Bugger all.... nothing
It's a bugger we didn't get any rain.

Here is a link to one of the funniest Aussie commericals (or ads = short for advertisement as we would call it). It is a commerical for a Toyota hylux ute... a small pickup that is commonly used on farms and stations. The farmer uses the word bugger a number of times when things go wrong. After the commercial aired, it was not uncommon to see a toyota with a bumper sticker that said... bugger.

The commercial aired on commercial TV during normal daytime hours, as very few Australians would have thought that it was uncouth, it's just part of Aussie culture. The commercial aired probably around 1994 or 1995.. I can't remember exactly when.

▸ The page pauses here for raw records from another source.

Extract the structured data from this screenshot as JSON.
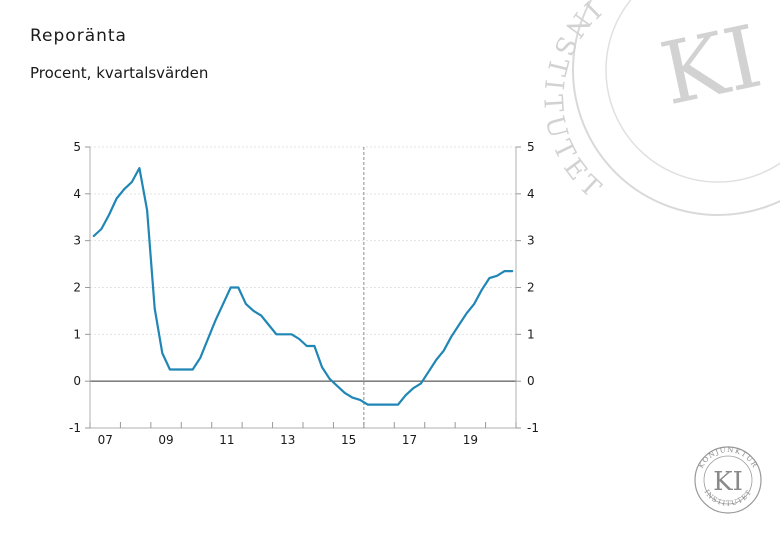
{
  "title": "Reporänta",
  "subtitle": "Procent, kvartalsvärden",
  "logo": {
    "watermark_letters": "KI",
    "watermark_ring": "INSTITUTET",
    "badge_letters": "KI",
    "badge_top": "KONJUNKTUR",
    "badge_bottom": "INSTITUTET"
  },
  "chart_data": {
    "type": "line",
    "title": "Reporänta",
    "subtitle": "Procent, kvartalsvärden",
    "xlabel": "",
    "ylabel": "",
    "ylim": [
      -1,
      5
    ],
    "yticks": [
      -1,
      0,
      1,
      2,
      3,
      4,
      5
    ],
    "yticks_right": [
      -1,
      0,
      1,
      2,
      3,
      4,
      5
    ],
    "xticks": [
      "07",
      "09",
      "11",
      "13",
      "15",
      "17",
      "19"
    ],
    "x_range": [
      "2007Q1",
      "2020Q4"
    ],
    "forecast_start": "2016Q1",
    "grid": "horizontal",
    "color": "#1f86b5",
    "series": [
      {
        "name": "",
        "x": [
          "2007Q1",
          "2007Q2",
          "2007Q3",
          "2007Q4",
          "2008Q1",
          "2008Q2",
          "2008Q3",
          "2008Q4",
          "2009Q1",
          "2009Q2",
          "2009Q3",
          "2009Q4",
          "2010Q1",
          "2010Q2",
          "2010Q3",
          "2010Q4",
          "2011Q1",
          "2011Q2",
          "2011Q3",
          "2011Q4",
          "2012Q1",
          "2012Q2",
          "2012Q3",
          "2012Q4",
          "2013Q1",
          "2013Q2",
          "2013Q3",
          "2013Q4",
          "2014Q1",
          "2014Q2",
          "2014Q3",
          "2014Q4",
          "2015Q1",
          "2015Q2",
          "2015Q3",
          "2015Q4",
          "2016Q1",
          "2016Q2",
          "2016Q3",
          "2016Q4",
          "2017Q1",
          "2017Q2",
          "2017Q3",
          "2017Q4",
          "2018Q1",
          "2018Q2",
          "2018Q3",
          "2018Q4",
          "2019Q1",
          "2019Q2",
          "2019Q3",
          "2019Q4",
          "2020Q1",
          "2020Q2",
          "2020Q3",
          "2020Q4"
        ],
        "values": [
          3.1,
          3.25,
          3.55,
          3.9,
          4.1,
          4.25,
          4.55,
          3.65,
          1.55,
          0.6,
          0.25,
          0.25,
          0.25,
          0.25,
          0.5,
          0.9,
          1.3,
          1.65,
          2.0,
          2.0,
          1.65,
          1.5,
          1.4,
          1.2,
          1.0,
          1.0,
          1.0,
          0.9,
          0.75,
          0.75,
          0.3,
          0.05,
          -0.1,
          -0.25,
          -0.35,
          -0.4,
          -0.5,
          -0.5,
          -0.5,
          -0.5,
          -0.5,
          -0.3,
          -0.15,
          -0.05,
          0.2,
          0.45,
          0.65,
          0.95,
          1.2,
          1.45,
          1.65,
          1.95,
          2.2,
          2.25,
          2.35,
          2.35
        ]
      }
    ]
  }
}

http://youtu.be/6RfAYnCxkK0

Hope no-one thinks it is inappropriate, I don't mean to offend anyone, if it were offensive in Australia I certainly wouldn't post it... but I am sure there will be some of you who will see the humour in it and no doubt be able to relate to it... I know I did.


----------



## Queen Mum (Jan 17, 2012)

That is too funny.  Especially the part where he pushes the fence post and the whole line of fence goes flat!


----------



## redtailgal (Jan 17, 2012)

NO offense here......that was funny.

I had to giggle when the dog lande in the mud.


----------



## Chirpy (Jan 17, 2012)

I've seen that before and belly laughed.   Thanks for bringing it back...  I belly laughed again.  

Laughing is good for the soul and for physical wellness... so, I sure hope people can laugh and enjoy..  that was great!


----------



## Sheepdog (Jan 17, 2012)

You're welcome guys. Glad you enjoyed it... it's a bit of an Aussie farmer's classic


----------